Aux côtés de Manseri, des centaines d’autres manifestants et militants ont été placés sous contrôle judiciaire, ce qui signifie qu’ils doivent régulièrement se présenter au tribunal et faire surveiller leurs activités, leurs déplacements et leurs rencontres quotidiennes. Dans de nombreux cas, il leur est interdit de quitter le pays.

Pour l’instant, il semble que les mouvements sociaux algériens, y compris ceux du sud, aient été réduits au silence.

Selon le rédacteur en chef du site d’information Al Hogra, Merzoug Touati, la campagne de répression en cours en Algérie suggère que, même si le Hirak a reculé, la crainte de son retour persiste.

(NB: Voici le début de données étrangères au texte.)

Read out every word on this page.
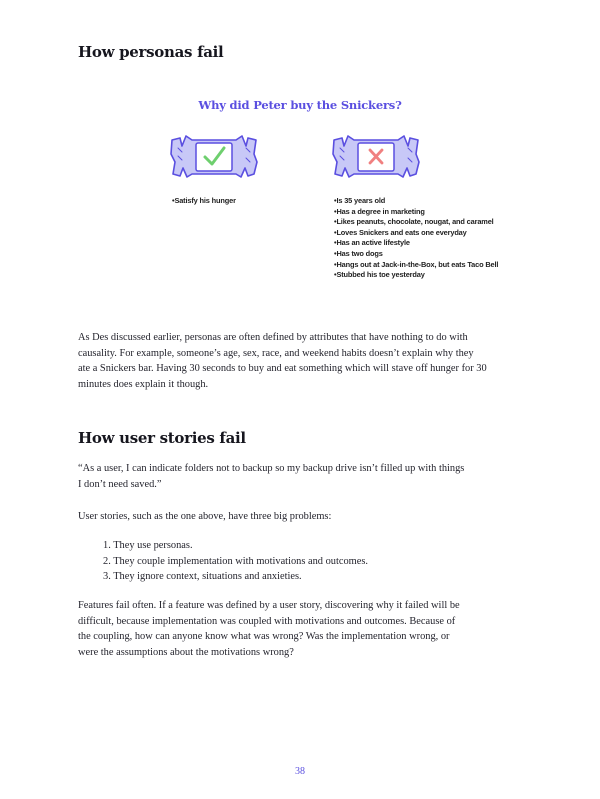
How personas fail
Why did Peter buy the Snickers?
• Satisfy his hunger	• Is 35 years old
• Has a degree in marketing
• Likes peanuts, chocolate, nougat, and caramel
• Loves Snickers and eats one everyday
• Has an active lifestyle
• Has two dogs
• Hangs out at Jack-in-the-Box, but eats Taco Bell
• Stubbed his toe yesterday

As Des discussed earlier, personas are often defined by attributes that have nothing to do with

causality. For example, someone’s age, sex, race, and weekend habits doesn’t explain why they

ate a Snickers bar. Having 30 seconds to buy and eat something which will stave off hunger for 30

minutes does explain it though.

How user stories fail

“As a user, I can indicate folders not to backup so my backup drive isn’t filled up with things

I don’t need saved.”

User stories, such as the one above, have three big problems:

1. They use personas.
2. They couple implementation with motivations and outcomes.
3. They ignore context, situations and anxieties.

Features fail often. If a feature was defined by a user story, discovering why it failed will be

difficult, because implementation was coupled with motivations and outcomes. Because of

the coupling, how can anyone know what was wrong? Was the implementation wrong, or

were the assumptions about the motivations wrong?

38
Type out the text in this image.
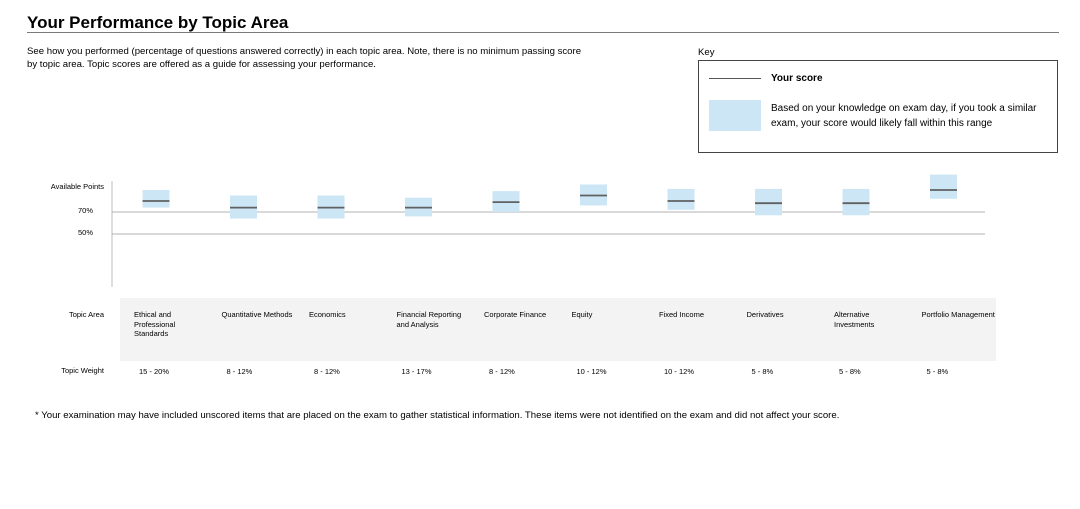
Your Performance by Topic Area
See how you performed (percentage of questions answered correctly) in each topic area. Note, there is no minimum passing score by topic area. Topic scores are offered as a guide for assessing your performance.
Key
Your score
Based on your knowledge on exam day, if you took a similar exam, your score would likely fall within this range
Topic Area
Topic Weight
Ethical and Professional Standards
15 - 20%
Quantitative Methods
8 - 12%
Economics
8 - 12%
Financial Reporting and Analysis
13 - 17%
Corporate Finance
8 - 12%
Equity
10 - 12%
Fixed Income
10 - 12%
Derivatives
5 - 8%
Alternative Investments
5 - 8%
Portfolio Management
5 - 8%
Available Points
70%
50%
* Your examination may have included unscored items that are placed on the exam to gather statistical information. These items were not identified on the exam and did not affect your score.
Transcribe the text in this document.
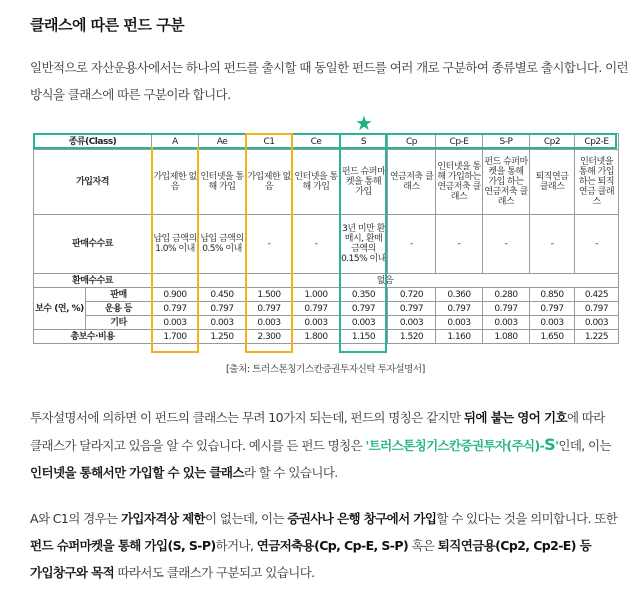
클래스에 따른 펀드 구분
일반적으로 자산운용사에서는 하나의 펀드를 출시할 때 동일한 펀드를 여러 개로 구분하여 종류별로 출시합니다. 이런 방식을 클래스에 따른 구분이라 합니다.
★
종류(Class)		A	Ae	C1	Ce	S	Cp	Cp-E	S-P	Cp2	Cp2-E
가입자격		가입제한 없음	인터넷을 통해 가입	가입제한 없음	인터넷을 통해 가입	펀드 슈퍼마켓을 통해 가입	연금저축 클래스	인터넷을 통해 가입하는 연금저축 클래스	펀드 슈퍼마켓을 통해 가입 하는 연금저축 클래스	퇴직연금 클래스	인터넷을 통해 가입하는 퇴직연금 클래스
판매수수료		납입 금액의 1.0% 이내	납입 금액의 0.5% 이내	-	-	3년 미만 환매시, 환매금액의 0.15% 이내	-	-	-	-	-
환매수수료		없음									
보수 (연, %)	판매	0.900	0.450	1.500	1.000	0.350	0.720	0.360	0.280	0.850	0.425
	운용 등	0.797	0.797	0.797	0.797	0.797	0.797	0.797	0.797	0.797	0.797
	기타	0.003	0.003	0.003	0.003	0.003	0.003	0.003	0.003	0.003	0.003
총보수·비용		1.700	1.250	2.300	1.800	1.150	1.520	1.160	1.080	1.650	1.225
[출처: 트러스톤칭기스칸증권투자신탁 투자설명서]
투자설명서에 의하면 이 펀드의 클래스는 무려 10가지 되는데, 펀드의 명칭은 같지만 뒤에 붙는 영어 기호에 따라 클래스가 달라지고 있음을 알 수 있습니다. 예시를 든 펀드 명칭은 '트러스톤칭기스칸증권투자(주식)-S'인데, 이는 인터넷을 통해서만 가입할 수 있는 클래스라 할 수 있습니다.
A와 C1의 경우는 가입자격상 제한이 없는데, 이는 증권사나 은행 창구에서 가입할 수 있다는 것을 의미합니다. 또한 펀드 슈퍼마켓을 통해 가입(S, S-P)하거나, 연금저축용(Cp, Cp-E, S-P) 혹은 퇴직연금용(Cp2, Cp2-E) 등 가입창구와 목적 따라서도 클래스가 구분되고 있습니다.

Touati lui-même a été poursuivi dans 10 affaires et a purgé trois peines de prison.

« Le peuple algérien a brisé le mur de la peur… Le régime a plus ou moins réussi à le reconstruire », a déclaré Touati.

“Mais l’esprit du Hirak demeure malgré la répression et si [the regime] lâchez la pression, elle pourrait revenir.

“Une illustration est le fait qu’il a même été interdit aux Algériens de manifester en faveur de Gaza parce que le régime sait que la foule criera à nouveau les slogans du Hirak.”